One of the more minimal films in not only Affleck’s recent product catalogue, but also that of writer-director Robert Rodriguez (Sin City, Spy Kids), Hypnotic is the kind of uproariously silly camp thriller that likely read much better on paper than it plays. Not to say it’s a clunker, it’s far from that, but it’s not of the calibre of film audiences expect from the star and director of Argo and The Town.

A sort-of inferior take on The Hidden, Fallen, and two of Christopher Nolan’s excellent works Inception and Memento – a homage to all, maybe – Hypnotic sees Affleck’s Austin-based detective chasing a mysterious criminal whose bank robberies might also be tied to his missing daughter. As he inches closer to the truth, his Danny Rourke finds himself caught up in a trippy, mind-bending journey where nothing and nobody is who they seem on the surface.

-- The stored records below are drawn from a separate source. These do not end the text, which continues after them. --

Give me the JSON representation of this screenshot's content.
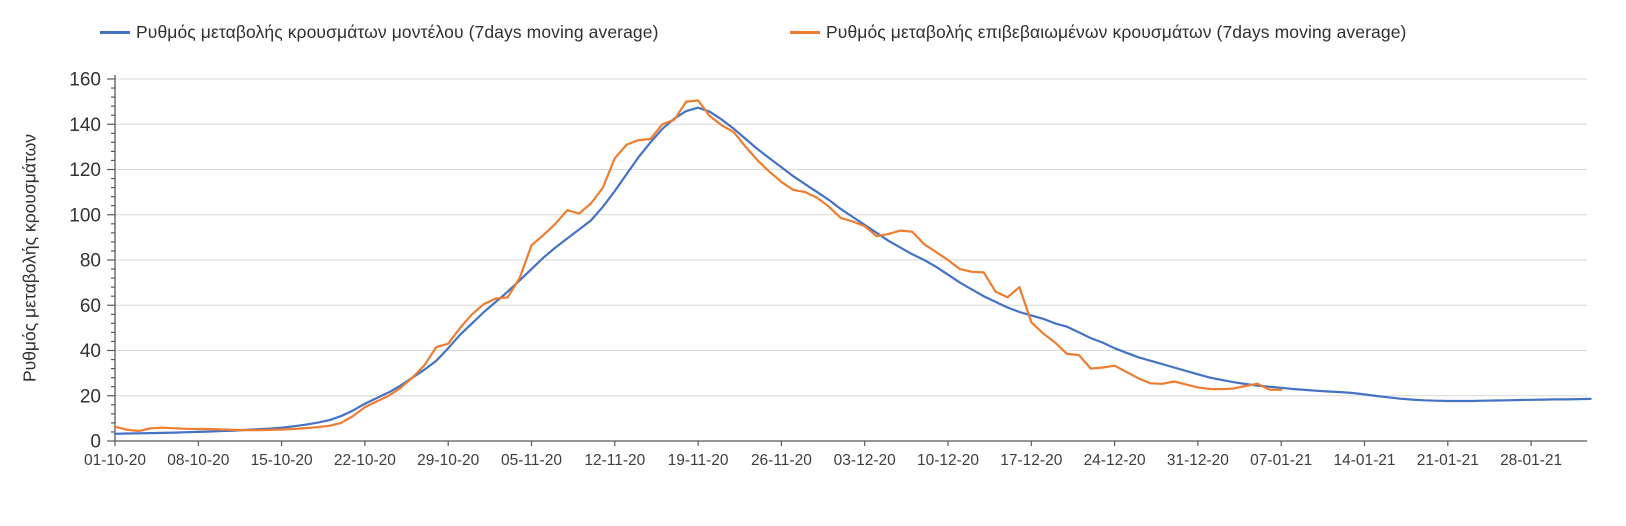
{
  "colors": {
    "axis": "#595959",
    "grid": "#D9D9D9",
    "text": "#333333"
  },
  "chart_data": {
    "type": "line",
    "title": "",
    "xlabel": "",
    "ylabel": "Ρυθμός μεταβολής κρουσμάτων",
    "ylim": [
      0,
      160
    ],
    "ytick_interval": 20,
    "y_minor_divisions": 5,
    "grid": "horizontal-only",
    "legend_position": "top",
    "x_unit": "days (index 0 = 01-10-20, one point per day)",
    "x_ticks": [
      {
        "index": 0,
        "label": "01-10-20"
      },
      {
        "index": 7,
        "label": "08-10-20"
      },
      {
        "index": 14,
        "label": "15-10-20"
      },
      {
        "index": 21,
        "label": "22-10-20"
      },
      {
        "index": 28,
        "label": "29-10-20"
      },
      {
        "index": 35,
        "label": "05-11-20"
      },
      {
        "index": 42,
        "label": "12-11-20"
      },
      {
        "index": 49,
        "label": "19-11-20"
      },
      {
        "index": 56,
        "label": "26-11-20"
      },
      {
        "index": 63,
        "label": "03-12-20"
      },
      {
        "index": 70,
        "label": "10-12-20"
      },
      {
        "index": 77,
        "label": "17-12-20"
      },
      {
        "index": 84,
        "label": "24-12-20"
      },
      {
        "index": 91,
        "label": "31-12-20"
      },
      {
        "index": 98,
        "label": "07-01-21"
      },
      {
        "index": 105,
        "label": "14-01-21"
      },
      {
        "index": 112,
        "label": "21-01-21"
      },
      {
        "index": 119,
        "label": "28-01-21"
      }
    ],
    "series": [
      {
        "name": "Ρυθμός μεταβολής κρουσμάτων μοντέλου (7days moving average)",
        "color": "#4472C4",
        "values": [
          3.2,
          3.3,
          3.4,
          3.5,
          3.6,
          3.7,
          3.9,
          4.0,
          4.2,
          4.4,
          4.6,
          4.9,
          5.2,
          5.5,
          5.9,
          6.5,
          7.2,
          8.1,
          9.2,
          11.0,
          13.5,
          16.5,
          19.0,
          21.5,
          24.5,
          28.0,
          31.5,
          35.5,
          41.0,
          47.0,
          52.0,
          57.0,
          61.5,
          66.0,
          71.0,
          76.0,
          81.0,
          85.5,
          89.5,
          93.5,
          97.5,
          103.5,
          110.5,
          118.0,
          125.5,
          132.0,
          138.0,
          142.5,
          145.8,
          147.3,
          145.5,
          142.0,
          138.0,
          133.5,
          129.0,
          125.0,
          121.0,
          117.0,
          113.5,
          110.0,
          106.5,
          102.5,
          99.0,
          95.5,
          92.0,
          88.5,
          85.5,
          82.5,
          80.0,
          77.0,
          73.5,
          70.0,
          67.0,
          64.0,
          61.5,
          59.0,
          57.0,
          55.5,
          54.0,
          52.0,
          50.5,
          48.0,
          45.5,
          43.5,
          41.0,
          39.0,
          37.0,
          35.5,
          34.0,
          32.5,
          31.0,
          29.5,
          28.0,
          27.0,
          26.0,
          25.2,
          24.5,
          24.0,
          23.5,
          23.0,
          22.6,
          22.2,
          21.9,
          21.6,
          21.2,
          20.6,
          19.9,
          19.3,
          18.7,
          18.3,
          18.0,
          17.8,
          17.7,
          17.7,
          17.7,
          17.8,
          17.9,
          18.0,
          18.1,
          18.2,
          18.3,
          18.4,
          18.4,
          18.5,
          18.6
        ]
      },
      {
        "name": "Ρυθμός μεταβολής επιβεβαιωμένων κρουσμάτων (7days moving average)",
        "color": "#ED7D31",
        "values": [
          6.3,
          5.0,
          4.4,
          5.6,
          5.9,
          5.6,
          5.4,
          5.3,
          5.3,
          5.1,
          4.9,
          4.8,
          4.8,
          4.9,
          5.1,
          5.3,
          5.7,
          6.1,
          6.7,
          8.0,
          11.0,
          15.0,
          17.5,
          20.0,
          23.5,
          28.0,
          33.5,
          41.5,
          43.0,
          50.0,
          56.0,
          60.5,
          63.0,
          63.5,
          72.0,
          86.5,
          91.0,
          96.0,
          102.0,
          100.5,
          105.0,
          112.0,
          125.0,
          131.0,
          133.0,
          133.5,
          140.0,
          142.0,
          150.0,
          150.5,
          143.5,
          139.5,
          136.5,
          130.0,
          124.0,
          119.0,
          114.5,
          111.0,
          110.0,
          107.5,
          103.5,
          98.5,
          97.0,
          95.0,
          90.5,
          91.5,
          93.0,
          92.5,
          87.0,
          83.5,
          80.0,
          76.0,
          74.8,
          74.5,
          66.0,
          63.5,
          68.0,
          52.5,
          47.5,
          43.5,
          38.5,
          38.0,
          32.0,
          32.5,
          33.3,
          30.5,
          27.7,
          25.5,
          25.3,
          26.3,
          25.0,
          23.7,
          23.0,
          22.9,
          23.2,
          24.3,
          25.3,
          22.7,
          22.6
        ]
      }
    ]
  }
}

Cinema’s most recent Batman is perfectly fine, if not a bit heavy-eyed in the titular role, with The Suicide Squad alum Alice Braga offering ample support as his mysterious assistant in the pursuit of truth, but the always-dependable William Fichtner (“Prison Break”, Drive Angry) keeps audiences just as interested in proceedings as Rodriguez’s overstuffed but fun plot does. His villain is played with the same kind of cool, cold steel Fichtner has perfected over the years and here paints us a memorable and menacing new movie monster of another ilk in his Dellrayne.

In twenty years, Hypnotic might be referred to as an underrated classic. Today, it’ll likely do little more than easily help pass an hour and a half.